Spurious Rewards: Rethinking Training Signals in RLVR
We show that reinforcement learning with verifiable rewards (RLVR) can elicit strong mathematical reasoning in certain models even with spurious rewards that have little, no, or even negative correlation with the correct answer. For example, RLVR improves MATH-500 performance for Qwen2.5-Math-7B in absolute points by 21.4% (random reward), 16.4% (format reward), 24.6% (incorrect label), 24.4% (1-shot RL), and 26.5% (majority voting)—nearly matching the 28.8% gained with ground truth rewards. However, the spurious rewards that work for Qwen often fail to yield gains with other model families like Llama3 or OLMo2. In particular, we find code reasoning—thinking in code without actual code execution—to be a distinctive Qwen2.5-Math behavior that becomes significantly more frequent after RLVR, from 66.7% to over 90%, even with spurious rewards.

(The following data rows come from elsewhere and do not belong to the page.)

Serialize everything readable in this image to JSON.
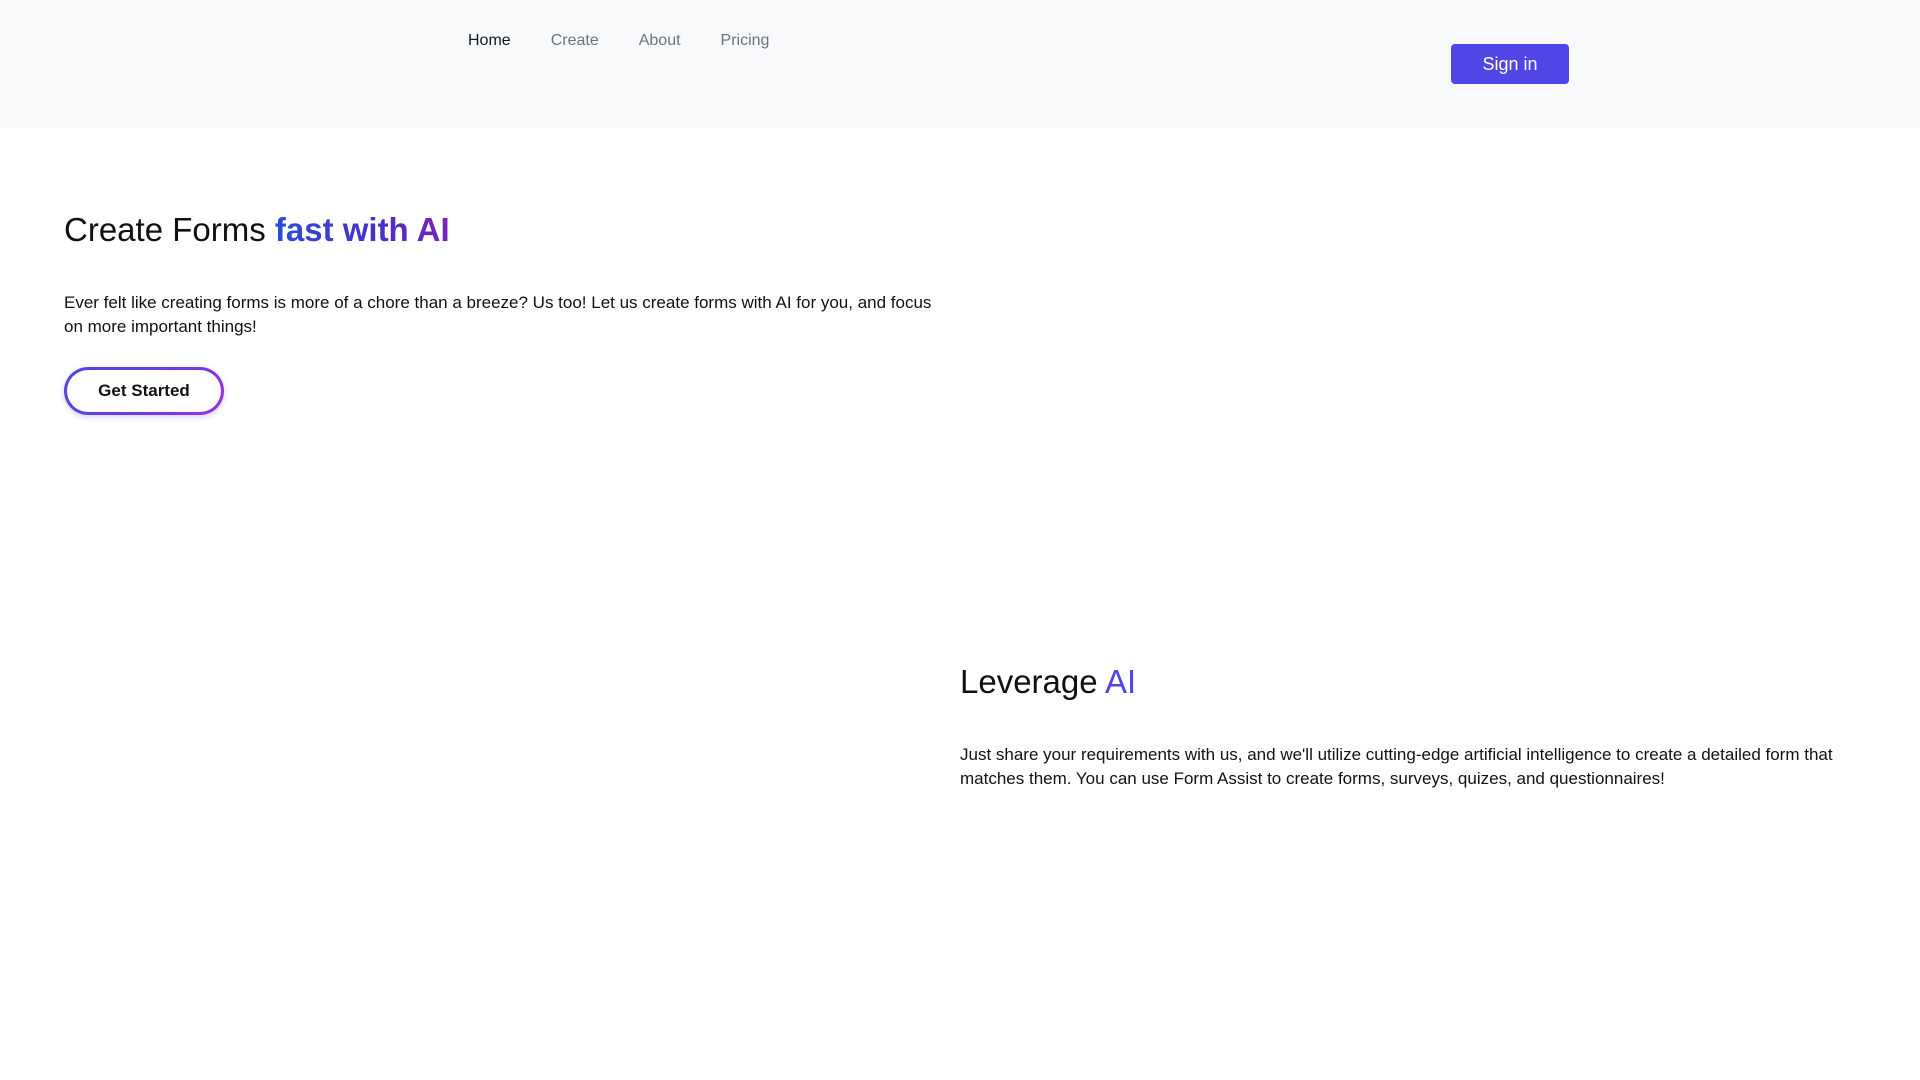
{
  "nav": {
    "items": [
      {
        "label": "Home",
        "active": true
      },
      {
        "label": "Create",
        "active": false
      },
      {
        "label": "About",
        "active": false
      },
      {
        "label": "Pricing",
        "active": false
      }
    ],
    "sign_in_label": "Sign in"
  },
  "hero": {
    "title_plain": "Create Forms ",
    "title_highlight": "fast with AI",
    "description": "Ever felt like creating forms is more of a chore than a breeze? Us too! Let us create forms with AI for you, and focus on more important things!",
    "cta_label": "Get Started"
  },
  "feature": {
    "title_plain": "Leverage ",
    "title_highlight": "AI",
    "description": "Just share your requirements with us, and we'll utilize cutting-edge artificial intelligence to create a detailed form that matches them. You can use Form Assist to create forms, surveys, quizes, and questionnaires!"
  },
  "colors": {
    "brand": "#5046e5",
    "header_bg": "#f8f9fb",
    "nav_inactive": "#6b7280",
    "nav_active": "#111827"
  }
}
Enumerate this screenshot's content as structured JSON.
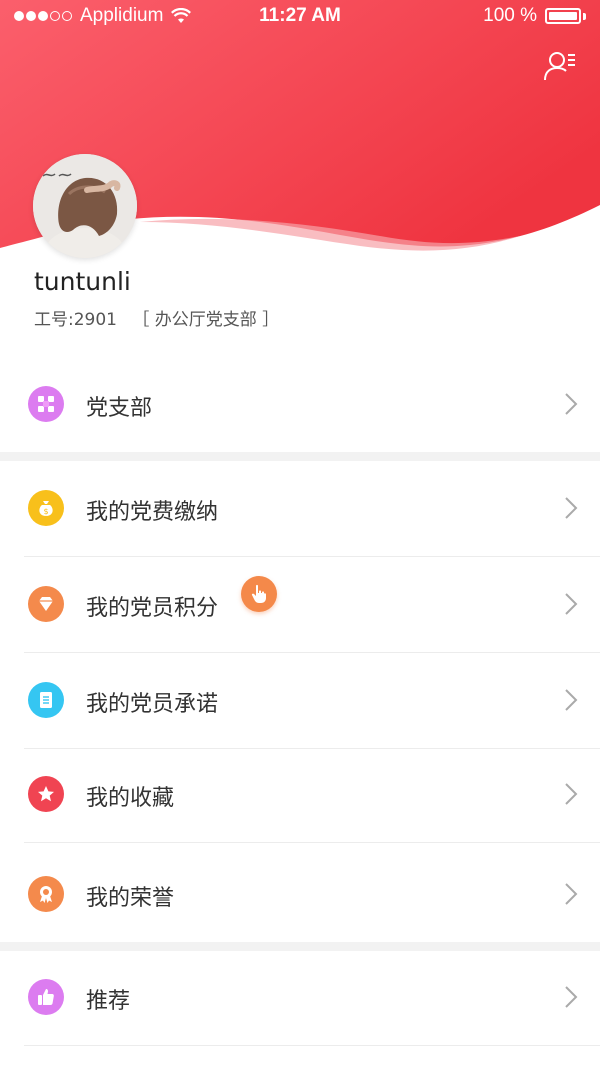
{
  "status_bar": {
    "carrier": "Applidium",
    "time": "11:27 AM",
    "battery": "100 %"
  },
  "header": {
    "gradient_start": "#fb5f6c",
    "gradient_end": "#ef3440",
    "profile_icon": "user-list-icon"
  },
  "profile": {
    "username": "tuntunli",
    "employee_id": "工号:2901",
    "department": "［ 办公厅党支部 ］"
  },
  "sections": [
    {
      "items": [
        {
          "label": "党支部",
          "icon": "grid-icon",
          "color": "#dc7cf0"
        }
      ]
    },
    {
      "items": [
        {
          "label": "我的党费缴纳",
          "icon": "money-bag-icon",
          "color": "#f8c01b"
        },
        {
          "label": "我的党员积分",
          "icon": "diamond-icon",
          "color": "#f48a4c"
        },
        {
          "label": "我的党员承诺",
          "icon": "document-icon",
          "color": "#35c6f2"
        },
        {
          "label": "我的收藏",
          "icon": "star-icon",
          "color": "#f04452"
        },
        {
          "label": "我的荣誉",
          "icon": "medal-icon",
          "color": "#f48a4c"
        }
      ]
    },
    {
      "items": [
        {
          "label": "推荐",
          "icon": "thumbs-up-icon",
          "color": "#dc7cf0"
        }
      ]
    }
  ]
}
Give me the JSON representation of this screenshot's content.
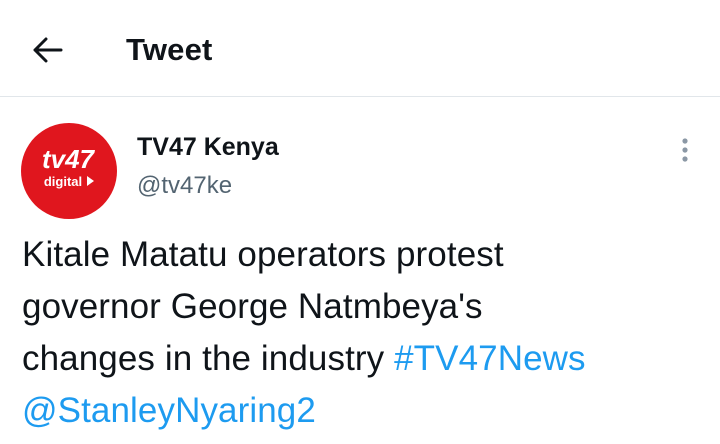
{
  "header": {
    "back_icon": "arrow-left-icon",
    "title": "Tweet"
  },
  "author": {
    "name": "TV47 Kenya",
    "handle": "@tv47ke",
    "avatar": {
      "logo_text": "tv47",
      "logo_subtext": "digital",
      "background_color": "#e0161e"
    }
  },
  "more_icon": "more-vertical-icon",
  "tweet": {
    "text_line1": "Kitale Matatu operators protest",
    "text_line2": "governor George Natmbeya's",
    "text_line3": "changes in the industry",
    "hashtag": "#TV47News",
    "mention": "@StanleyNyaring2"
  },
  "colors": {
    "link": "#1d9bf0",
    "secondary_text": "#536471",
    "divider": "#e1e6ea"
  }
}
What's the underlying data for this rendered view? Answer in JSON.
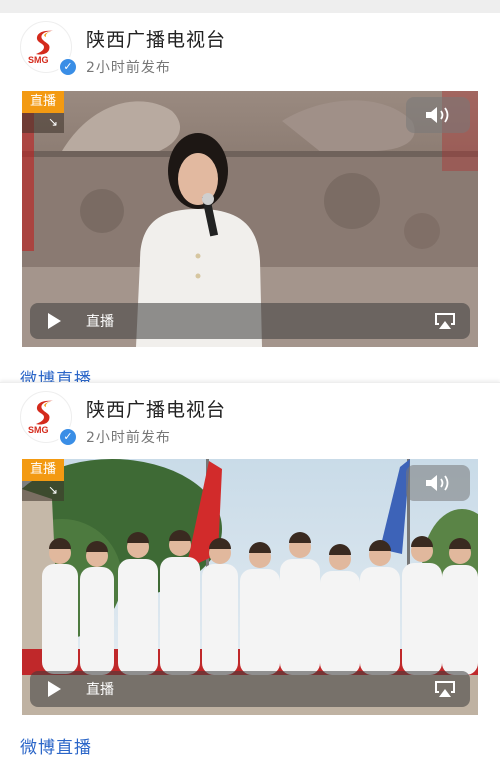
{
  "account": {
    "name": "陕西广播电视台",
    "avatar_abbr": "SMG",
    "posted_time": "2小时前发布"
  },
  "posts": [
    {
      "live_badge": "直播",
      "control_label": "直播",
      "footer_link": "微博直播"
    },
    {
      "live_badge": "直播",
      "control_label": "直播",
      "footer_link": "微博直播"
    }
  ],
  "colors": {
    "live_badge": "#f39a12",
    "link": "#2b66c8",
    "verify": "#3a8ee6",
    "logo_red": "#d42a1c",
    "logo_orange": "#f29a1e"
  },
  "icons": [
    "verified-icon",
    "volume-icon",
    "play-icon",
    "airplay-icon",
    "expand-arrow-icon"
  ]
}
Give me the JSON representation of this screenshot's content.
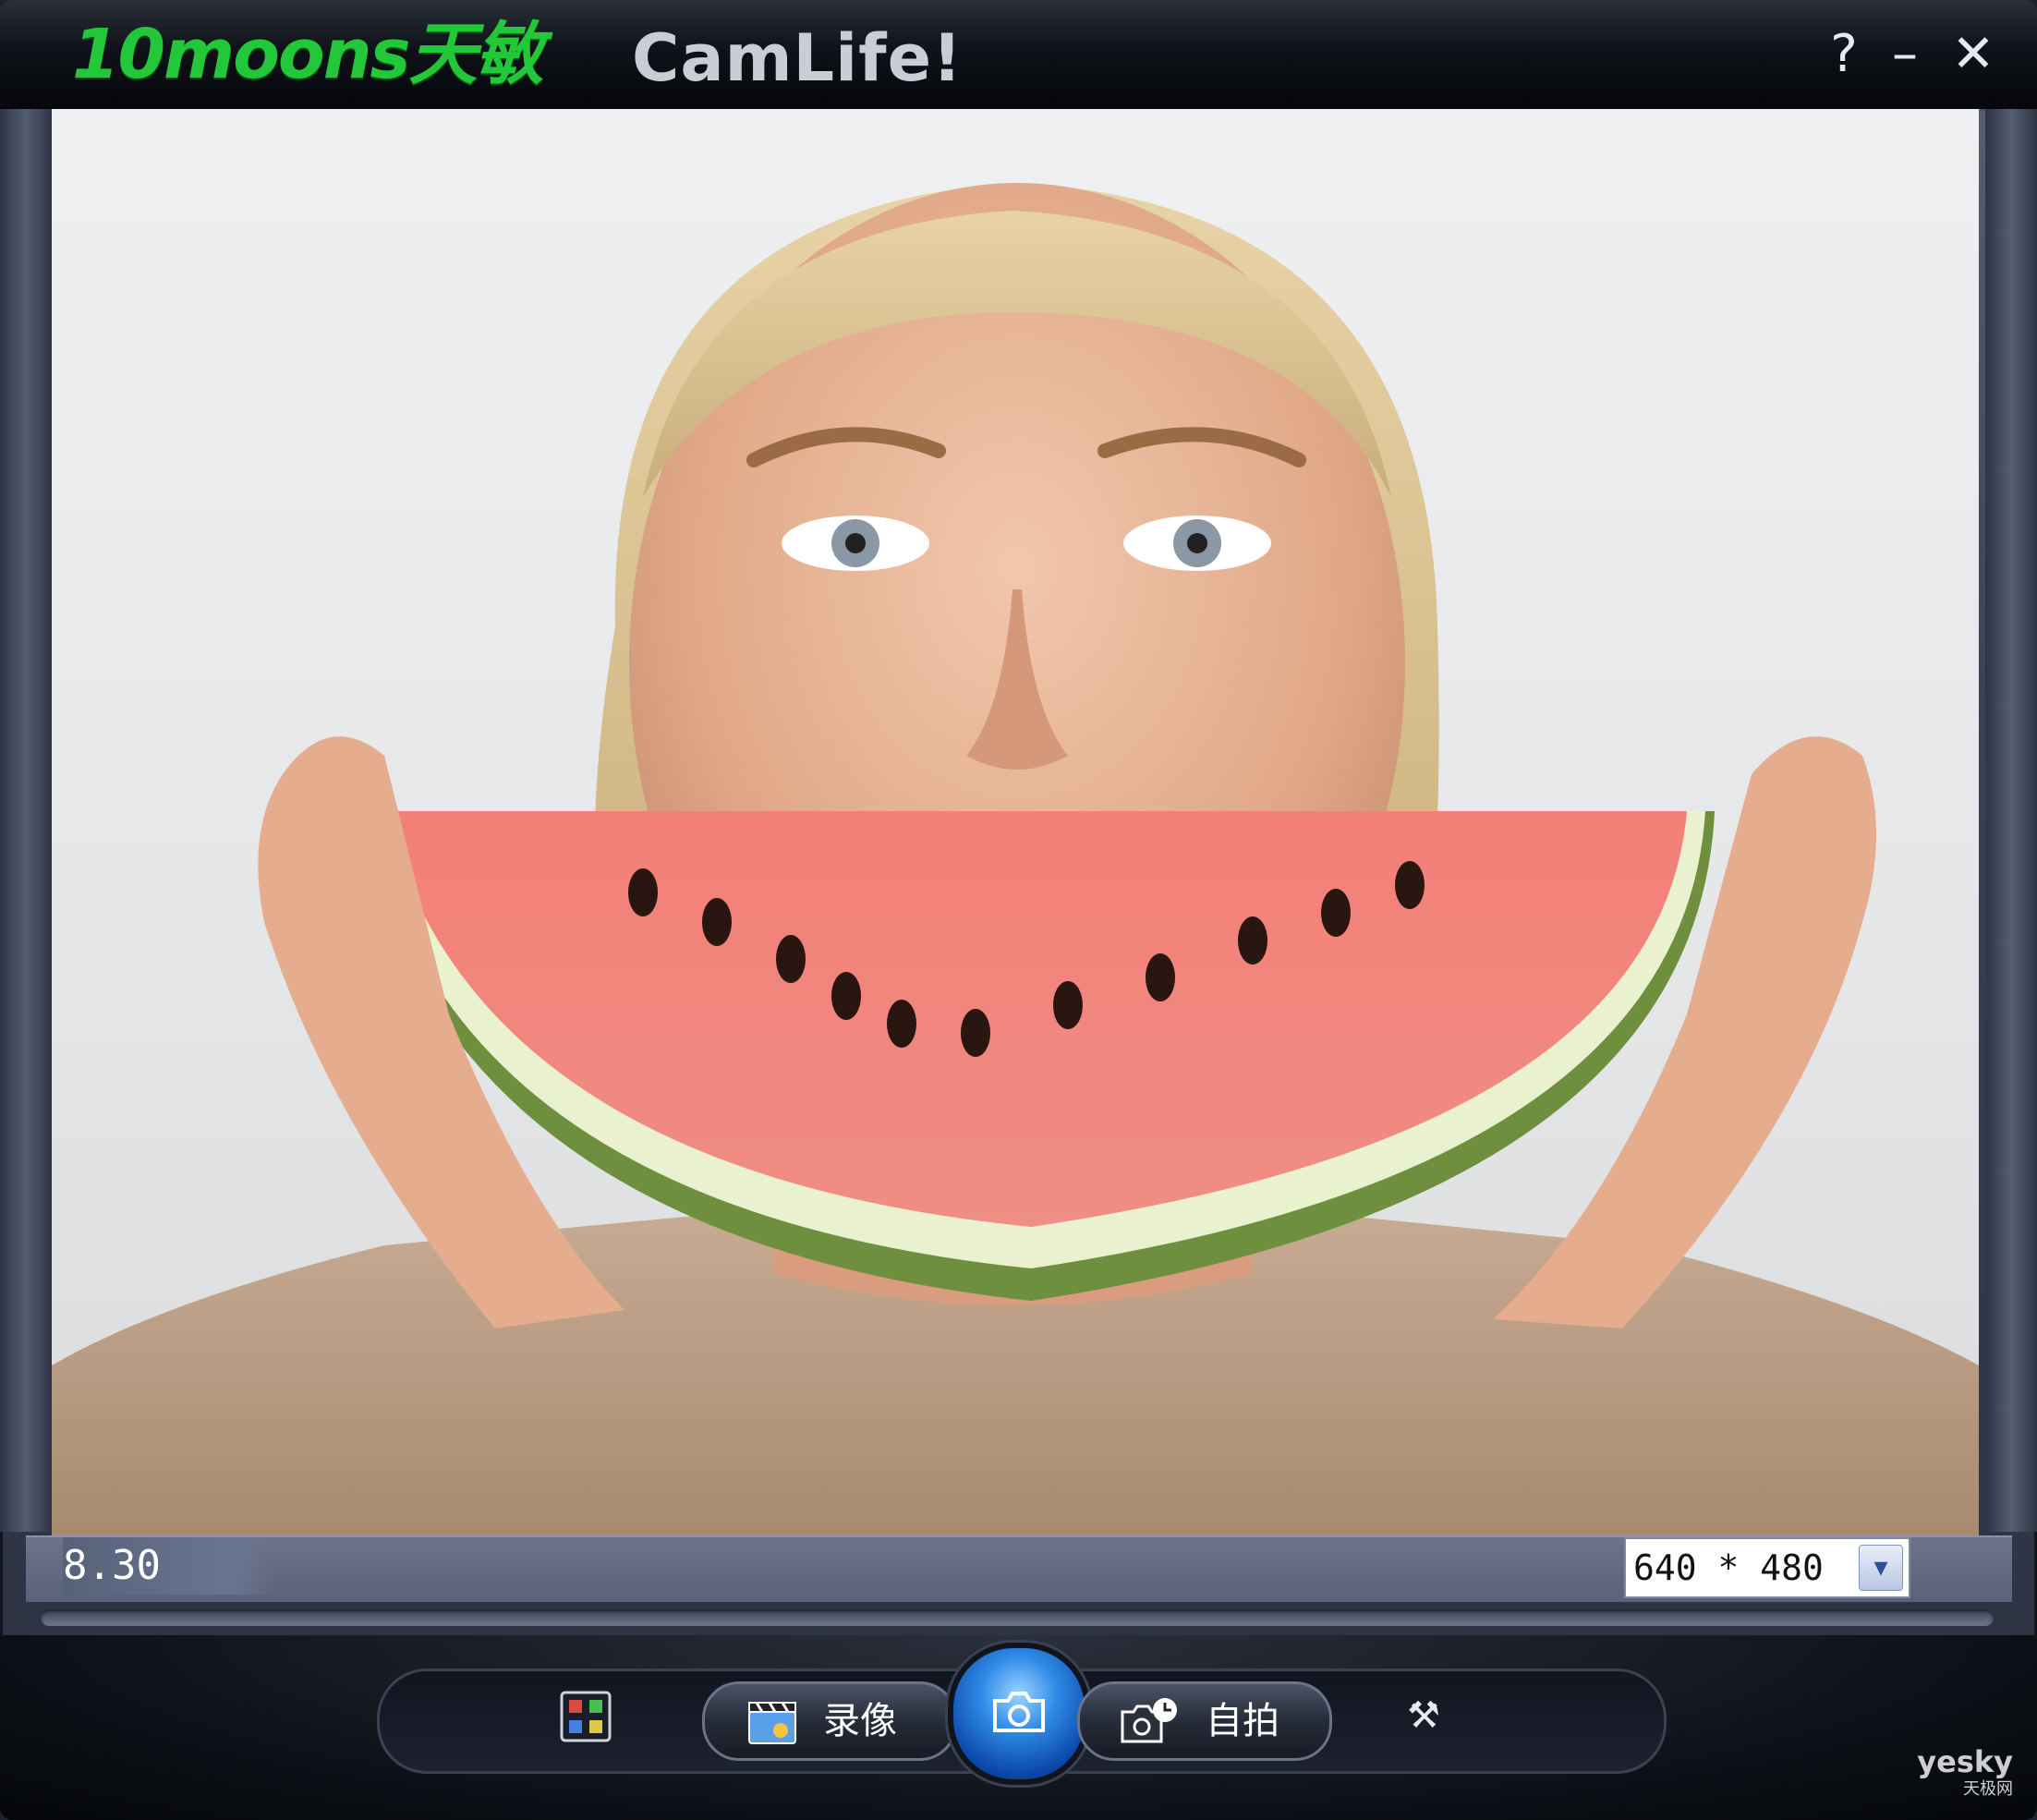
{
  "titlebar": {
    "brand": "10moons天敏",
    "app_name": "CamLife!",
    "help_label": "?",
    "minimize_label": "–",
    "close_label": "✕"
  },
  "status": {
    "fps": "8.30",
    "resolution": "640 * 480"
  },
  "controls": {
    "record_label": "录像",
    "selftimer_label": "自拍"
  },
  "watermark": {
    "line1": "yesky",
    "line2": "天极网"
  }
}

Overall, we hypothesize that, given the lack of useful reward signal, RLVR must somehow be surfacing useful reasoning representations learned during pretraining, although the exact mechanism remains a topic for future work.
Introduction. Reinforcement learning with verifiable rewards (RLVR) is highly effective in enhancing language model reasoning (Lambert et al., 2024; DeepSeek-Math, 2024; Zeng et al., 2025; Luo et al., 2025b). We show, counterintuitively, that RLVR can improve mathematical reasoning even with weak or flawed spurious rewards when applied to Qwen2.5-Math models (Yang et al., 2024a,b), a popular and performant model family used in the RLVR literature (Hu et al., 2025a; Yang et al., 2025; Wang et al., 2024; Guan et al., 2025; Zeng et al., 2025) (§2). For example, using incorrect labels for training results in 24.6% absolute accuracy gain on MATH-500, while using format or random rewards result in 16.4% and 21.4% gains, respectively. Strikingly, these spurious-reward gains are even comparable to the 28.8% gain from training on ground truth. We observe similar trends on more challenging math benchmarks such as AMC and AIME.
Discussion / Conclusion. Our research demonstrates that RLVR with weak or spurious rewards (format-only, random, and incorrect) improves reasoning in Qwen2.5-Math models largely by amplifying existing reasoning patterns. As one example, we find that RLVR encourages more frequent code reasoning—a capability already present in the pretrained model (e.g., Qwen2.5-Math-7B) that correlates with higher accuracy. Our observational experiments confirm that both code usage frequency and test accuracy increase during RLVR training across all reward settings uniquely for Qwen2.5-Math models. As further validation, we show that directly inducing code reasoning results in strong performance gains. Our findings have three main implications: base model pretraining significantly affects RLVR outcomes; even corrupted or spurious supervision can enhance reasoning when it triggers useful existing behaviors; and effects observed in one model family may not generalize to others. Our work highlights the importance of testing across multiple models with differing pretraining distributions when evaluating reinforcement learning techniques.